The importance of a good, well-structured, clearly defined and objective-driven plan when it comes to music production and composition cannot be overstated. During the last trimester of my Sound and Audio production degree the truth of this has become ever more clear. It’s not like I ever planned not to plan, but originally my planning didn’t quite fit the plan and plans changed. Which is to say, I started planning a lot more decisively and as plans came to fruition, I spent a lot more time creating more detailed plans and taking note of their outcomes.
Being attached to my analogue technology (ie. the pen and paper), I still find it easier to scribble my thoughts down than to hunch over a keyboard and burn my eyes out. That I do enough making music. So excuse the crudeness, but the following photos are to demonstrate the simplicity of my first planning process and how it evolved to a more sophisticated state. I now have a definite routine I’ll stick to for future projects and have learned a great deal from the success of outcomes in this project that were undertaken with proper planning.
This was my original schedule for the whole project. It could have done with more detail, but I managed to stick to it in most cases. I think where it was lacking was in knowledge of some of the gear I was using, and could have allowed more time for research before the recording process began.
This was just brainstorm (not the original – it was illegible), but shows how I decided I wanted to go with my project.
This is how I planned my first studio session. It actually didn’t go too badly, but I hadn’t yet created a structure on which to reflect upon successes, learn from failures, and improve.
This was further into the process. By this time I had learned to add a schedule to plan out not just mics, but outboard gear and any pre-notions of settings I would use on the desk. I had created a contingency plan, outlined what would be my replacement mics if my first choices were not available, and drew a simple diagram of the drum setup with each channel labelled (having this in front of me really helped during recording). Most importantly had given myself a mission goal as to what I was hoping to achieve with the session. Lastly, I then made a brief note on the result which could have been more detailed, but either way was an improvement.

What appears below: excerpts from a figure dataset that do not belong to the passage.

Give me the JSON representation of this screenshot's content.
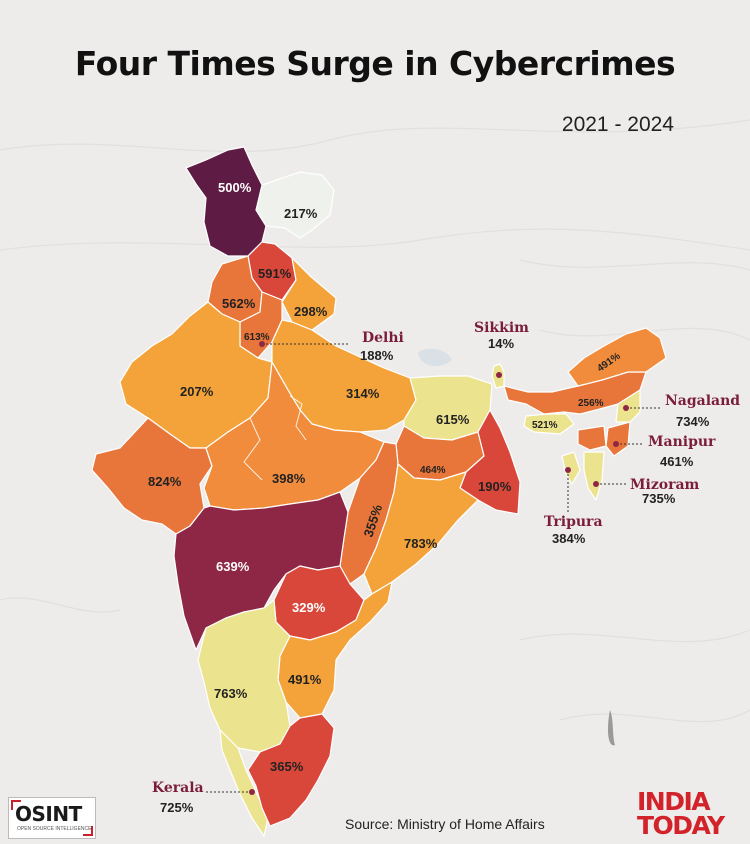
{
  "title": "Four Times Surge in Cybercrimes",
  "period": "2021 - 2024",
  "source": "Source: Ministry of Home Affairs",
  "logos": {
    "osint": "OSINT",
    "osint_sub": "OPEN SOURCE INTELLIGENCE",
    "publisher_line1": "INDIA",
    "publisher_line2": "TODAY"
  },
  "colors": {
    "lowest": "#eef1ec",
    "low": "#ece38e",
    "mid": "#f3a33a",
    "midhigh": "#e8763a",
    "high": "#d9473a",
    "highest_a": "#8e2646",
    "highest_b": "#5e1c45",
    "callout_name": "#7a1c3c"
  },
  "region_values": {
    "ladakh": "217%",
    "jammu_kashmir": "500%",
    "himachal": "591%",
    "punjab": "562%",
    "haryana": "613%",
    "uttarakhand": "298%",
    "rajasthan": "207%",
    "uttar_pradesh": "314%",
    "bihar": "615%",
    "gujarat": "824%",
    "madhya_pradesh": "398%",
    "jharkhand": "464%",
    "west_bengal": "190%",
    "chhattisgarh": "355%",
    "odisha": "783%",
    "maharashtra": "639%",
    "telangana": "329%",
    "karnataka": "763%",
    "andhra_pradesh": "491%",
    "tamil_nadu": "365%",
    "assam": "256%",
    "arunachal": "491%",
    "meghalaya": "521%"
  },
  "callouts": {
    "delhi": {
      "name": "Delhi",
      "value": "188%"
    },
    "sikkim": {
      "name": "Sikkim",
      "value": "14%"
    },
    "nagaland": {
      "name": "Nagaland",
      "value": "734%"
    },
    "manipur": {
      "name": "Manipur",
      "value": "461%"
    },
    "mizoram": {
      "name": "Mizoram",
      "value": "735%"
    },
    "tripura": {
      "name": "Tripura",
      "value": "384%"
    },
    "kerala": {
      "name": "Kerala",
      "value": "725%"
    }
  }
}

By this stage my planning had come to a point which I am now happy to incorporate as a routine. As well as doing everything in my 3rd session plan, by studio session 5 I had added diagrams of any patching, routing or basically anything that I was not yet totally familiar with. When plans changed in these aspects, I drew up a new diagram detailing the newly learned process a tutor had showed me to better my recording. I took down notes, elaborated on my successes and failures, and also wrote myself a list of things to remember for the future.
These are notes I took down from an earlier presentation from one of my works in progress, as well as a meeting with my tutor Colin Webber to get his critique on the song. I made a point of acting on a lot of what was said.
This is a list of the learning outcomes for the units and how I planned to address them. It was sometime between week 8 and 9 of the trimester that this was written. I had been feeling anxious and overwhelmed by the task at hand, and found that breaking down each learning outcome individually and creating a step-by-step guideline for myself helped me simplify the problem, get back on track and regain my confidence.